ARES®, SKYWARN Activated as Tornadoes Swing Through the South
On the evening of Monday, November 29, a series of severe storms swept through Louisiana, Mississippi and Alabama, with hams providing support from the National Weather Service (NWS) office. According to the NWS, seven tornadoes were embedded in the storm system, with at least six counties reporting damage. There were no deaths in the latest storms, though 15 people were hurt in Mississippi and buildings were badly damaged there and in Louisiana. Schools were closed in Alabama and tornado watches were posted in Tennessee and parts of North and South Carolina on Tuesday as the storms moved east.

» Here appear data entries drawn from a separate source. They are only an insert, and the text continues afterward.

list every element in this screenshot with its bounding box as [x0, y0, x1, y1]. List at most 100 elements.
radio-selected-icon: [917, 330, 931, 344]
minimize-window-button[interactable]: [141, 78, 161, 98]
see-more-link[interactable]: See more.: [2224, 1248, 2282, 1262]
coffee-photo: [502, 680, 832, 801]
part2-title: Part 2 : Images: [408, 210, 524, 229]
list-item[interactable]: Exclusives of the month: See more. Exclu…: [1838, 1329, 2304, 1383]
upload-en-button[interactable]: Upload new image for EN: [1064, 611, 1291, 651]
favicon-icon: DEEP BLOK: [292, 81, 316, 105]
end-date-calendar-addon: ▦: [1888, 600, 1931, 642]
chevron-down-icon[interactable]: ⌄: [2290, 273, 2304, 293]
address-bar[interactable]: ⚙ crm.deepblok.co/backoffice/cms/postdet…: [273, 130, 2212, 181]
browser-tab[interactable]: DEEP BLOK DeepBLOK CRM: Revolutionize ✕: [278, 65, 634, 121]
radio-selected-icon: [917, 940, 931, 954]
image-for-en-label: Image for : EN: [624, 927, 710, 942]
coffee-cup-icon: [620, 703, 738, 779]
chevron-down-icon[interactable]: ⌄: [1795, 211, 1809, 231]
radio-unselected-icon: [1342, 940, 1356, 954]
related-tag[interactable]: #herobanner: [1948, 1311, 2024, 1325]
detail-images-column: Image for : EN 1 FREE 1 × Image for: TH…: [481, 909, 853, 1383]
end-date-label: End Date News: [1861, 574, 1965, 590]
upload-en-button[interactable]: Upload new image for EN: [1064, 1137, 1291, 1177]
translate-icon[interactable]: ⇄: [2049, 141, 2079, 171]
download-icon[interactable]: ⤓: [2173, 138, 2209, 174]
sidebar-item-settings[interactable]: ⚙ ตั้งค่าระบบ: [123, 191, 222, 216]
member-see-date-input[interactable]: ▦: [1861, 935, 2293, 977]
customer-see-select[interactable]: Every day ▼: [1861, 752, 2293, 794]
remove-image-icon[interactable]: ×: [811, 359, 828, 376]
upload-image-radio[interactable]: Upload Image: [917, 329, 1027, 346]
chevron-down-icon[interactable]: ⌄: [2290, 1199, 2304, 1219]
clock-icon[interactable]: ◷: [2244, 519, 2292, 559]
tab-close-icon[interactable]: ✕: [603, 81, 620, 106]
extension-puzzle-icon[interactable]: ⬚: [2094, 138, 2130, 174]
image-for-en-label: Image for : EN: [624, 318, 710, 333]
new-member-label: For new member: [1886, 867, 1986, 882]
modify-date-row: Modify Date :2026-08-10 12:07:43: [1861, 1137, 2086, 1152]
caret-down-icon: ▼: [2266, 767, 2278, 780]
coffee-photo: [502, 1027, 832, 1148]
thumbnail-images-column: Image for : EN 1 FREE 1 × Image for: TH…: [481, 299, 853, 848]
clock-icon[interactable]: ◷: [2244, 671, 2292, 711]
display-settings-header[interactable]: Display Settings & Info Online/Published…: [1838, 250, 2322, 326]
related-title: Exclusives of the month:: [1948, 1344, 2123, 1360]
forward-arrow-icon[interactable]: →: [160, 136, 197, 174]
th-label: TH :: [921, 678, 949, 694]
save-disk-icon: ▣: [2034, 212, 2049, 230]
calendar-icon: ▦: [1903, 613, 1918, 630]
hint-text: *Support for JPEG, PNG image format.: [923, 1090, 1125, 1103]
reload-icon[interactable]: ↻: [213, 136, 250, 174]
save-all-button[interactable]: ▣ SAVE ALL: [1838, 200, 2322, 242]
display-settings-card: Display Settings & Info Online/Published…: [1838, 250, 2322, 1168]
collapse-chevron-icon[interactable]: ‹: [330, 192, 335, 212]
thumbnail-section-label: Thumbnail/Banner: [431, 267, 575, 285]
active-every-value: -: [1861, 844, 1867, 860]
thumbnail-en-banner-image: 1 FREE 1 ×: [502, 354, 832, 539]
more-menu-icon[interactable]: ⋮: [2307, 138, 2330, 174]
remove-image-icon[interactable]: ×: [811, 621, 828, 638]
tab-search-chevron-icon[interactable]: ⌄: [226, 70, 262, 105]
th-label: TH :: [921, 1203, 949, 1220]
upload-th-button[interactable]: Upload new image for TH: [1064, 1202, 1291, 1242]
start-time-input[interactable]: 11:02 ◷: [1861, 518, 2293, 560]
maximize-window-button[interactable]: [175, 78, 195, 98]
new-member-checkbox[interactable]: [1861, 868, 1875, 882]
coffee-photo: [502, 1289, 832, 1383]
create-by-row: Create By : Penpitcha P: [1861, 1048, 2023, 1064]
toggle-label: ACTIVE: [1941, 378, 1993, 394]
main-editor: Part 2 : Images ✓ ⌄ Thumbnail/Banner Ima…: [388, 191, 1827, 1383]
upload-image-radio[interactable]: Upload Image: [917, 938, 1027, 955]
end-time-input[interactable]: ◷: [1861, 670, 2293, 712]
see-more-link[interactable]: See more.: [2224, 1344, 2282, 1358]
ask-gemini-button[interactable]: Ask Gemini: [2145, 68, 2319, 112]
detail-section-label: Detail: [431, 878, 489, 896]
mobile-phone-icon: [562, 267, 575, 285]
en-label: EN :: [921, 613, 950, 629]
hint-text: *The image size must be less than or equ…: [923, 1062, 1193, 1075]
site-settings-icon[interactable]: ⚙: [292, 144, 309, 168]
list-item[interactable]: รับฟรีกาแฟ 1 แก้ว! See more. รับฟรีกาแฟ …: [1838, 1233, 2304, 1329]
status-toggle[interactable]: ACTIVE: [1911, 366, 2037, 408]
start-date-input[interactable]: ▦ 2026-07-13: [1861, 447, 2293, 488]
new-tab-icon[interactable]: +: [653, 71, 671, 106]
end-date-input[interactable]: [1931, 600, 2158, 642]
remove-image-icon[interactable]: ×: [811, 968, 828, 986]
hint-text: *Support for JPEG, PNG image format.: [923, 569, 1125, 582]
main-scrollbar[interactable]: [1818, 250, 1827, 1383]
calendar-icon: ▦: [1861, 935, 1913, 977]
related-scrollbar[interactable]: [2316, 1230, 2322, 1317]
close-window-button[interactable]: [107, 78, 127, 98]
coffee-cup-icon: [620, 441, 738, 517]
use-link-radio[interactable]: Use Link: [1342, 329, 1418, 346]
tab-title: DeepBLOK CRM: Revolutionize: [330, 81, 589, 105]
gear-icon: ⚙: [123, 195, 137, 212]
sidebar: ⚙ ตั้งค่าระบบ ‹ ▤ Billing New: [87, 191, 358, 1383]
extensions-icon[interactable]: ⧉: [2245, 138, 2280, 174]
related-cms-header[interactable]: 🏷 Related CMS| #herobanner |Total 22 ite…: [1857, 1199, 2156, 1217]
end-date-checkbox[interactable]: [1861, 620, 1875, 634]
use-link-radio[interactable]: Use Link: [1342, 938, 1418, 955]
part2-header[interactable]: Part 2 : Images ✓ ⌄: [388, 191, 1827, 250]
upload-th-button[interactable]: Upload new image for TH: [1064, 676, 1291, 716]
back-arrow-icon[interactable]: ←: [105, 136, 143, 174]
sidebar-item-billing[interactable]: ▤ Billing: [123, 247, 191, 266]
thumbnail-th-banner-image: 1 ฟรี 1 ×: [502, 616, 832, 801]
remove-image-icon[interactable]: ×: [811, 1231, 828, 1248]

In Central Mississippi, the NWS office in Jackson activated SKWARN in advance of the storm. “This provided NWS personnel with numerous reports that assisted in making preliminary damage assessments and short term storm predictions,” ARRL Mississippi Section Manager Malcolm Keown, W5XX, told the ARRL. “These reports related to structural damage, power outages, trees down and roads blocked. Hams at the Jackson office using the call sign WX5JAN were on the air until sunrise the next morning. Word that hams were providing information to the NWS filtered to the local TV stations, resulting in some nice public relations for Amateur Radio.”
Keown said that emergency ARES® nets were also activated in Jasper and Yazoo Counties, as was the Northeast Mississippi SKYWARN net.
Yazoo County Emergency Coordinator Glenn Patterson, KE5YES, said that there was significant damage in the Yazoo City downtown area, but overall, the total damage was not nearly as bad as that caused by the tornados this past April. Mississippi Emergency Management Agency spokesman Greg Flynn told the Associated Press that the damage included “a lot of windows blown out, some roof damage and very little power in the downtown area” of Yazoo City.
One of the hardest hit places in Mississippi was the town of Starkville, home to MFJ. An employee told the ARRL that even though the tornado destroyed a mobile home park across the street from their building, they escaped relatively unscathed. No one was injured, as everyone had gone home for the day, but the metal shop building suffered minor damage, with some of the tin roof coming off in the strong winds.
Much of the damage occurred on the south side of Starkville, where dozens of homes were damaged in the Pines Mobile Home Park, according to the Starkville Police Department. Several units were overturned, and trash cans, branches, porches and other debris lined the streets and lots. Police have only allowed residents back in to gather clothes and other belongings.